Trailrunning: Schinder - Erzherzog-Joh.-Klause

Winni Mühlbauer - Trailrunning - Schinder Erzherzog-Johann-Klause: 28.09.17


28.9.17
Trailsummaend
Winni

Ich fahre los, schalte den Verkehrsfunk ein und höre noch das Ende der Warnung ... 10km Stau, ein Hubschrauber landet gerade. Hm! Wird doch nicht die Autobahn nach Salzburg betreffen? Volltreffer. Mit eineinhalb Stunden Verspätung komme ich im Valepp an. Ich bin unterwegs auf der engen Mautstraße, wo man Angst haben muss, dass einem verrückte MTB-ler entgegenrasen, oder noch schlimmer, der fette rote Bus um die Kurve kurvt, der hier auch unterwegs ist. Aber weder das eine noch das andere passiert. Dafür wird die Landschaft im herbstlichen Kostüm immer berauschender. Ich steige aus, atme tief durch. Die Luft ist feucht und mild. Ich mache ein Foto. Vergessen die zweieinhalb Stunden Fahrt.

300m vor dem Forsthaus Valepp (geschlossen) parke ich. Jetzt stehen drei Autos da. Es ist Donnerstag. Noch ein Münchner, ebefalls im Stau gestanden, macht sich vor mir auf. Den hole ich rasch ein, der sanft ansteigende Singletrail ist gut laufbar. Er macht ein paar Fotos. Insgesamt begegnen mir auf der heutigen 24km-Runde fünf Menschen. Ich sauge die feuchte Luft im lichten Mischwald auf und bin froh, endich wieder in den Bergen zu sein. Genauer, in den Brandenberger Alpen zwischen Achensee, Inntal und den Bayerischen Voralpen. Höchster Gipfel ist die Hochiss im Rofan.

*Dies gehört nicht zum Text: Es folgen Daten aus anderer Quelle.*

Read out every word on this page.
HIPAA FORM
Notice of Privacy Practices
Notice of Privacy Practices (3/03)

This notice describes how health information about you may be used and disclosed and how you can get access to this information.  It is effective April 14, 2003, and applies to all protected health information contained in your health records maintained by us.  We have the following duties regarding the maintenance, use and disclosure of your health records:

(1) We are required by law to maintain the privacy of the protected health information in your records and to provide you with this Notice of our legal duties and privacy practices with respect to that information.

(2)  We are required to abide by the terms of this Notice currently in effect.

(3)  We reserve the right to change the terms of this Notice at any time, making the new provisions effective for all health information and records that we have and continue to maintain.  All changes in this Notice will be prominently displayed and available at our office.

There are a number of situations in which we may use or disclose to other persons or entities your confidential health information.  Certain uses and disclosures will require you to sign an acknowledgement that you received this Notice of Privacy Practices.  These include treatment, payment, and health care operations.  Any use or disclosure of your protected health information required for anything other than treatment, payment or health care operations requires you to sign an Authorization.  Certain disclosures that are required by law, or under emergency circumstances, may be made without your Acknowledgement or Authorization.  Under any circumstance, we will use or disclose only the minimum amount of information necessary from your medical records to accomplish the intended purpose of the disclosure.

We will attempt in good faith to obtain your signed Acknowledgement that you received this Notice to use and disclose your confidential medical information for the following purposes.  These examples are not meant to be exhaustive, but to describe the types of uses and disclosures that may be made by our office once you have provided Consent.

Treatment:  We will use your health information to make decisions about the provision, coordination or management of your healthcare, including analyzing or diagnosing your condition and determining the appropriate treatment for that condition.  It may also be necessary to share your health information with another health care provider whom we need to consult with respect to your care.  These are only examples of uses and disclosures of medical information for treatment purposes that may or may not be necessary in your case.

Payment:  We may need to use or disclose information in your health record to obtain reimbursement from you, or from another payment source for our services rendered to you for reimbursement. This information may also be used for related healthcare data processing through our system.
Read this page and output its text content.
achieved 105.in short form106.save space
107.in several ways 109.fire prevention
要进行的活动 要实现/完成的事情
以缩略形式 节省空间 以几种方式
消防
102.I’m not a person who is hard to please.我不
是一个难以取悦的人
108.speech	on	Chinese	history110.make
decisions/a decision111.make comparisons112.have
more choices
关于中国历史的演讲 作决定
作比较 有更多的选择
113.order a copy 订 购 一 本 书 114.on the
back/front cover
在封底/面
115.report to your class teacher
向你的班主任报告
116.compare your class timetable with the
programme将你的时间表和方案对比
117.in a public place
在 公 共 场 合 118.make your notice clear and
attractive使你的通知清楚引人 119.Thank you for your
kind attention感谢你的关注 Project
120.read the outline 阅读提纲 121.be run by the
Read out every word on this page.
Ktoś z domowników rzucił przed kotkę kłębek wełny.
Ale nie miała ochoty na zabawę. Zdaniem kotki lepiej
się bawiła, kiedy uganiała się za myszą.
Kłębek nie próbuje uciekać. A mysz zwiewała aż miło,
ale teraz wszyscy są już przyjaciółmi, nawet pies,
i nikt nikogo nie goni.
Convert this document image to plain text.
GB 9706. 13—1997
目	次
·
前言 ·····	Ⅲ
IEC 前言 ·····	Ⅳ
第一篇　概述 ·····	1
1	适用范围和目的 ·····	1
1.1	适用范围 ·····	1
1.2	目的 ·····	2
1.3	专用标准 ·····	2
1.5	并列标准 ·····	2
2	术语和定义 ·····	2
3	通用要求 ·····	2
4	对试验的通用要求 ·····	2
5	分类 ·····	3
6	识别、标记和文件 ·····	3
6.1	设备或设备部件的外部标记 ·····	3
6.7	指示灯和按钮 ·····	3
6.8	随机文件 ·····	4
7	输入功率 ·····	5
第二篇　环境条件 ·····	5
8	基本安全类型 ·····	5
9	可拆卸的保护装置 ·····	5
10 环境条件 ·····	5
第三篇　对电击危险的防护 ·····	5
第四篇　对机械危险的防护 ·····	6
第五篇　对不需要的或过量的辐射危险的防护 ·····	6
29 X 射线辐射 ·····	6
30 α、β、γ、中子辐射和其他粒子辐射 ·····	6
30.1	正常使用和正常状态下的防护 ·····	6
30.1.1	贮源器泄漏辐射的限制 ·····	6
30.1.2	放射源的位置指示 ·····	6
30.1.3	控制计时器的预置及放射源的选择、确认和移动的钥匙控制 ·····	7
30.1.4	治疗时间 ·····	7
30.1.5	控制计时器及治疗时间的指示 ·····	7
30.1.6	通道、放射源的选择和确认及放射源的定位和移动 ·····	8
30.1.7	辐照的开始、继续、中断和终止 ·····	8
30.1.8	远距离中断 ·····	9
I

Nochmal hat der Herbst einen warmen Tag aus dem Hut gezaubert, wo ich in Sommerklamotten in den Bergen herumsausen kann. Zu Essen und zu Trinken habe ich genug dabei, 2,5 Liter, da es unterwegs keine Getränkebar gibt. Auch keine mehr für Kühe. Langsam laufe ich weiter, überwinde ein paar Naturparkourhindernisse in Form von Bachreißen mit und ohne Bohlen. Weiter oben stolpere ich fast über Wanderstöcke. Zwei Mädel sitzen in der Sonne und futtern. Jetzt schon! Jetzt schon? Nach ca. 3,5km und 500hm?! Gleich danach erreiche ich die Trausnitzalm (1420m) und befinde mich in einem weitläufigen Kessel unterhalb des Österreichischen Schinder (1808m). Ab hier zieht der Pfad deutlich an, wird rauher und bringt mich rasch an den Gipfelgrat, der an keiner Stelle exponiert ist. Auf den letzten 200 Metern bieten sich mir immer wieder feine Aussichtspunkte mit tollen Tiefblicken. Bald taucht das Kreuz auf, und zum ersten Mal kann ich einen Gipfel im Endspurt nehmen, so sanft führt der Pfad an der Kante hinauf. Kurz vor dem Gipfel ist dann auch schon am Boden die Tafel "Ritzelberg-Alm" zu sehen, mein weiterer Weg.

Erstmal aber genieße ich das Angekommensein, das Alleinsein, das Sitzen im nassen Shirt bei Wärme und Windstille, vor allem aber den Blick auf die vielen Berge ringsum, auf denen ich mich meist zusammen mit meinem Laufkumpel Christian herumgetrieben habe. Der weilt derzeit leider im anderen Bayern, bei den Franken. Auch nicht zu verachten der Blick zu dem nur 1km entfernten Bayerischen Schinder, der über das bekannte Schindertor und -kar zu erreichen ist. Too much Kraxelei für mich, schon gar nicht alleine. War auch nicht geplant. Auch genieße ich meinen mistelfreien Zaubertrunk auf Haferbasis mit geheimen Ingredenzien für die reifende Haut. Und ich genieße die näherkommenden weiblichen Stimmen, weiß ich jetzt doch, dass es auch noch Gipfelfotos von mir geben wird. Ich revanchiere mich und lichte die beiden Grazien auch ab, immer schön den Bayerischen Schinder im Hintergrund. Der Berg, von dem die beiden dachten, sie stünden jetzt schon drauf. Die Mädel setzen sich und beginnen über das zu schwatzen, was sie aus ihren Rucksäcken holen. "Oh, lecker, du hast auch an eine Käsesemmel gedacht ...!". And so on. Das mit dem Genuss wird mir jetzt zu viel, ich mache mich vom Acker.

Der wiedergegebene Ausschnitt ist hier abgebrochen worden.